途中途中余計に体に触れるのは妙に気持ち悪い。息が荒くなりつつあるのも俺の気分が下がる1つの理由だ。
「あいOK!もう着ていいぞよ」
「すぐに服は出来るのか?」
「知らん。我が作るんじゃないし。3日くらいはそのボロ服で過ごすと思え」
「あんたの方が失礼だろ」
「フフーン、お前と同じじゃ」
測りを振り回しながら威張る顔をするセンリを横目に俺は脱ぎ捨てた服を集めて着始める。3日後にはこの服ともおさらばかと思うと何だか寂しくなった。
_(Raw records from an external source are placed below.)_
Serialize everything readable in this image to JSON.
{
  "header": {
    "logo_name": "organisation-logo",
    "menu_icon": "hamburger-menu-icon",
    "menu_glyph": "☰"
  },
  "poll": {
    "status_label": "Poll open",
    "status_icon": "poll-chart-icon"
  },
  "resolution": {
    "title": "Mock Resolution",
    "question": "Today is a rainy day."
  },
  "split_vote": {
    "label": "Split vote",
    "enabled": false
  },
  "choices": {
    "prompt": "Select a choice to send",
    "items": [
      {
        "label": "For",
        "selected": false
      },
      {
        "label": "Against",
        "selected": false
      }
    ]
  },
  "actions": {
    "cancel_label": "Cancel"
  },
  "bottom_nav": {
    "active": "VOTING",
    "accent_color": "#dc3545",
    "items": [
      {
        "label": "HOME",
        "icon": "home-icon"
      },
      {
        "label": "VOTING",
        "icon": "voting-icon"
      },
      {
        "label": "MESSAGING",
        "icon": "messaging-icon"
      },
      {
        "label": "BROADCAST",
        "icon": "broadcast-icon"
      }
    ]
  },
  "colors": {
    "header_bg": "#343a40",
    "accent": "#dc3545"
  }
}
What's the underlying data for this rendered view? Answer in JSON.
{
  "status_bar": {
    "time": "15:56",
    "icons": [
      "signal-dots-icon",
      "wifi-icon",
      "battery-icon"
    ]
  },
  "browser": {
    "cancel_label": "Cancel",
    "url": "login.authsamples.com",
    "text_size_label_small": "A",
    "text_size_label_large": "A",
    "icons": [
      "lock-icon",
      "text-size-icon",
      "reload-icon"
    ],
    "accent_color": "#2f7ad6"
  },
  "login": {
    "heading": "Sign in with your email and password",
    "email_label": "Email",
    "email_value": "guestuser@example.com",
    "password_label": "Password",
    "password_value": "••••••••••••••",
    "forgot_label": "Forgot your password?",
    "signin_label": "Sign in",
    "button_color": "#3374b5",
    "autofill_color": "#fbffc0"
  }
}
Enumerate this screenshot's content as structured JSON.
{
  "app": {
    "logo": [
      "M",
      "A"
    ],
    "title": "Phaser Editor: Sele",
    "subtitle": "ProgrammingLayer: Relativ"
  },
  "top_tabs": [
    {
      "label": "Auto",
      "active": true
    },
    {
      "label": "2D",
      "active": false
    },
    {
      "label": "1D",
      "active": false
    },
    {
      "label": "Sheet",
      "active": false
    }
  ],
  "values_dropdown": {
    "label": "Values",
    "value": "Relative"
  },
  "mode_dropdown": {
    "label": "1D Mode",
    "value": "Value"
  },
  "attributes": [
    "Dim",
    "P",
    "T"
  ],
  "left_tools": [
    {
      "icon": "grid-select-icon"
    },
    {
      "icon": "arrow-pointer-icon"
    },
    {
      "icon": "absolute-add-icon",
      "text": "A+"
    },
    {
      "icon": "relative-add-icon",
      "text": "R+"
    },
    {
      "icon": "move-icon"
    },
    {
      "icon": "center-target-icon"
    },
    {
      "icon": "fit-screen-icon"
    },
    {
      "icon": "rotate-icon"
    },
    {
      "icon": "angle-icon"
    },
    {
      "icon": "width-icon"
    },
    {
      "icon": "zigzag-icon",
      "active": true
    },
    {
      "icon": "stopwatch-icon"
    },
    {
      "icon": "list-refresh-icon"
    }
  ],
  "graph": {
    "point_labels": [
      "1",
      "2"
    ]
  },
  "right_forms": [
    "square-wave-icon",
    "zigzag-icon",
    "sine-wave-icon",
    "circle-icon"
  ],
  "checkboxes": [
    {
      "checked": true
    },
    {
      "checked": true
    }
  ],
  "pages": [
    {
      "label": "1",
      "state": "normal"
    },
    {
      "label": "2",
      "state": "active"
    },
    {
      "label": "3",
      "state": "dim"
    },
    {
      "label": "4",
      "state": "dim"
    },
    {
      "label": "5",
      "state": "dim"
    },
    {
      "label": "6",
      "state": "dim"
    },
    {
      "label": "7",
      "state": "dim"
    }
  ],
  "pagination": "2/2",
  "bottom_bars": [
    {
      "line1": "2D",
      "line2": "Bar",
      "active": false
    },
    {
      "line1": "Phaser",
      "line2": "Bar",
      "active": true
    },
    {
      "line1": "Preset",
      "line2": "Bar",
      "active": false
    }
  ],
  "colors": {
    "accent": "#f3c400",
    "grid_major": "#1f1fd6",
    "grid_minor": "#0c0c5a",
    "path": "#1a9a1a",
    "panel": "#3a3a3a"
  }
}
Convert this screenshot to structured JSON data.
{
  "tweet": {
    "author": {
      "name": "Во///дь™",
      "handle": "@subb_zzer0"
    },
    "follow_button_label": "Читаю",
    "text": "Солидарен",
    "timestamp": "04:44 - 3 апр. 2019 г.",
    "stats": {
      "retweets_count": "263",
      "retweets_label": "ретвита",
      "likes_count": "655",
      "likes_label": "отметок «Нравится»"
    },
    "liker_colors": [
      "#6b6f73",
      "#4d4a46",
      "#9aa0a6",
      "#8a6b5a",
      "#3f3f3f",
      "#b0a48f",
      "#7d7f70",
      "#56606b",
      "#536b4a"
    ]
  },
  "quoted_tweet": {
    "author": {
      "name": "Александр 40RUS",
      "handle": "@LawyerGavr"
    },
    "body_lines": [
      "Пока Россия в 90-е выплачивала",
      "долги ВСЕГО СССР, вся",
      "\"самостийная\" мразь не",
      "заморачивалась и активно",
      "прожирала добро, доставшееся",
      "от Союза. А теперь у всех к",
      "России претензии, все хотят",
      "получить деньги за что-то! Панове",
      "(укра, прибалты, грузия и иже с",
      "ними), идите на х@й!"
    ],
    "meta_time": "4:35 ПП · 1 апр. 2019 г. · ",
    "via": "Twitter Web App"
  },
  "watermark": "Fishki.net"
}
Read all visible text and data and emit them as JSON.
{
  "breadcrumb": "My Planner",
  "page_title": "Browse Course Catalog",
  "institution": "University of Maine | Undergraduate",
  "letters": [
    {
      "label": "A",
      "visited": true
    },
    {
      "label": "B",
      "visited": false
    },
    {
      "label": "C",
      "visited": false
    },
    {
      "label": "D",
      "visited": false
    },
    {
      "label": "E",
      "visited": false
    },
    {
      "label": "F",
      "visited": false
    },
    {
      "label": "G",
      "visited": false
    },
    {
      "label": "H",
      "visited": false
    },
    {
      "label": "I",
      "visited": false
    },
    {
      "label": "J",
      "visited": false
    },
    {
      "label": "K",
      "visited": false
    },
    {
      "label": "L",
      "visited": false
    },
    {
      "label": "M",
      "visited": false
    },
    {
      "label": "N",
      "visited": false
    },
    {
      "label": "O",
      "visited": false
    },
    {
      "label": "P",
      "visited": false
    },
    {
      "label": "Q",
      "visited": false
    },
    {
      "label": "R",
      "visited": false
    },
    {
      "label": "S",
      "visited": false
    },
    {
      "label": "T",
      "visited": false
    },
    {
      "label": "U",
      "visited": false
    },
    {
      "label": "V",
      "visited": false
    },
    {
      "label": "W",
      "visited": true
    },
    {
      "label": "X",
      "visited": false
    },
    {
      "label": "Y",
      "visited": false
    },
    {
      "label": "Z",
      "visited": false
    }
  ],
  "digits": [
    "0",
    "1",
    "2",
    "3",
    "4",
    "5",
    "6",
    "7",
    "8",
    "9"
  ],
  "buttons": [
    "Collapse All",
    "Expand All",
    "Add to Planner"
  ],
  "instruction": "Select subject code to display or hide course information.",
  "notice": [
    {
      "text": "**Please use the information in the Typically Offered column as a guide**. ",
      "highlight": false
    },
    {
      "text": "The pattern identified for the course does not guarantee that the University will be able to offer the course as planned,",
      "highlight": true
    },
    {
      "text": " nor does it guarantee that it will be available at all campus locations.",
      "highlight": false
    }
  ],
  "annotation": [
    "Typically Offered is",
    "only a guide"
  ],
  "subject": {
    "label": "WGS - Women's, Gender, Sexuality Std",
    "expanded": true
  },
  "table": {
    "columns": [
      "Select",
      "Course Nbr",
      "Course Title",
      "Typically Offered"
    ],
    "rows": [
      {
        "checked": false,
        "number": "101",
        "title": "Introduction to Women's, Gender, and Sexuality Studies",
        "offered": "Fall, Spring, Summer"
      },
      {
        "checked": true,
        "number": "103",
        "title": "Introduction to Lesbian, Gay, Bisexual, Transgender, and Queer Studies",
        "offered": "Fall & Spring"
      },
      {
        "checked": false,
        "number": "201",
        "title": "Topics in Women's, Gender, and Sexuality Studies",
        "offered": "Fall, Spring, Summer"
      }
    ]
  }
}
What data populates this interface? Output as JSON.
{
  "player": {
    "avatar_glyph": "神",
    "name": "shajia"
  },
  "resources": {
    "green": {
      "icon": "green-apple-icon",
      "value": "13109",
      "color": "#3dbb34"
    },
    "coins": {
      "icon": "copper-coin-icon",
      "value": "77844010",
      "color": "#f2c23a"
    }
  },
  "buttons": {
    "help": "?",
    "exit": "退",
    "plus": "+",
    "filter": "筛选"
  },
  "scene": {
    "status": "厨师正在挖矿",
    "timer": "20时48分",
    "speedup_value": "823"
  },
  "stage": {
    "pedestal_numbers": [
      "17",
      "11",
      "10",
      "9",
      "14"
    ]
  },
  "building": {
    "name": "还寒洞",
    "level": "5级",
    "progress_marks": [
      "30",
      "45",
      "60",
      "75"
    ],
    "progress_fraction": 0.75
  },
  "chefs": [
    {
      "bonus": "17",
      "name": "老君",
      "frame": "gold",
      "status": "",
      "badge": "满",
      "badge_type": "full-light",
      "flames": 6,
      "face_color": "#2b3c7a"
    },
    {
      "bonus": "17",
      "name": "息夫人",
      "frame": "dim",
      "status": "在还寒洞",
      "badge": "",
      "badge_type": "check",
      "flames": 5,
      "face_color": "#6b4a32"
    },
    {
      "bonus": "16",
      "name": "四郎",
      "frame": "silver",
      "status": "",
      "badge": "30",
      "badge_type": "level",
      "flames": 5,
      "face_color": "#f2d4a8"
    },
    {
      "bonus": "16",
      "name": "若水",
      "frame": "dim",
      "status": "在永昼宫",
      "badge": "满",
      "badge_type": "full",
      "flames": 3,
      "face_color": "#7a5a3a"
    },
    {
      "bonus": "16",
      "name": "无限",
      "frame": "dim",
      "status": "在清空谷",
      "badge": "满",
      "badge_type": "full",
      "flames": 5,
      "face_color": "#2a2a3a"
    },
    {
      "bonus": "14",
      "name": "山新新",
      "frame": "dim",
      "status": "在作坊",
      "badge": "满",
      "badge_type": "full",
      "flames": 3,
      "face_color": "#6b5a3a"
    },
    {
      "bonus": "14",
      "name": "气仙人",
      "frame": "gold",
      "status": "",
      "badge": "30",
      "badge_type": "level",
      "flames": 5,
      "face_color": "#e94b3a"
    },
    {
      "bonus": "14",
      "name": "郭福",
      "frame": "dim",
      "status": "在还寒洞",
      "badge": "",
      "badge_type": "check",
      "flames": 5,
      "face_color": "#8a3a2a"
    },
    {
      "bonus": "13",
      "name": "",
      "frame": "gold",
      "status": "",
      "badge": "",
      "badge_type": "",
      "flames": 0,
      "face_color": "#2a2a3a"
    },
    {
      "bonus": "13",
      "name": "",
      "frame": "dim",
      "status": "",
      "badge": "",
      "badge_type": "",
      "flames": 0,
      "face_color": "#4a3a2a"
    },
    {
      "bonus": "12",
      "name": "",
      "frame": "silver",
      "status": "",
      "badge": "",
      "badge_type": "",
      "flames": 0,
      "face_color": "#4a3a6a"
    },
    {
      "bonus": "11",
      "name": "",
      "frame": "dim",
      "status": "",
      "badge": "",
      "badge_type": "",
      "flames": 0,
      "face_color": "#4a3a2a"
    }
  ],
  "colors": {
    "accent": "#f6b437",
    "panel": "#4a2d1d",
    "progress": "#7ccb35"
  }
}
カムイ王都で死ぬ前はずっとこの服を着ていたから肌に染み付いているように感じられる。しかしいつまでも傷ついた服を着るのは皇子としてだらしなさに当てはまってしまうのでここはアサガイ委員長やセンリの指示に従おう。
「お前はずっと戦っていたのか?」
「何故それを聞く」
「こんなに筋肉が付いているのに加えて所々アザのような跡が残っている。それにお前の手。刀のような物を握りすぎてマメが出来とるわい」
「俺はカムイ王都の皇子だ。鍛錬は欠かさない」
「ずっと持っているその刀……」
「これか?この刀は俺が成人の儀をした時に父上から頂いたものだ。刃こぼれしにくく、錆びにくい素材で出来ていて尚且つ切れ味が良い」
「その刀でどれくらい斬った?」
「どれくらい…?俺は人を斬らない。斬るのは拷問官の役目だ」
「リコン学長からはお前はカゲルを1体倒したと聞いておる」
「カゲルと言うのは黒い人間の形をした奴だろ?あれは人ではない」
「……そうか。変な質問をしたな」
「本当だ」
俺は最後に上着を着て元の服装に戻る。センリは近くの椅子に座って何やら紙に書き物をしていた。きっと俺の体の情報を記入している。俺は腰に刀を下げた後に座るセンリに近づいた。
「次は?」
「特刀の注文じゃ」
「特刀とは何だ?」
「生徒達も使っている刀のことじゃ。カゲルを討伐するのに適しておる」
「俺はこの刀で十分だ。いらん」
「んもぅ!教師になったからには特刀も同時に注文しなければいけないのじゃ!!つべこべ言わずに従っておれ!」
本当にババアは怒りやすい。俺の母上はここまで歳を取ってないが、いずれこうなってしまうのか?
……いいや母上は優しいお方だ。皇子としての俺を貫いていればこうなりはしない。
そう考えるとセンリに子供がいたとすれば、その子供は苦労してるのだなと哀れに思えてくる。未だに小声で愚痴を言っているセンリを見ながら俺は苦虫を噛み潰したような顔をしていた。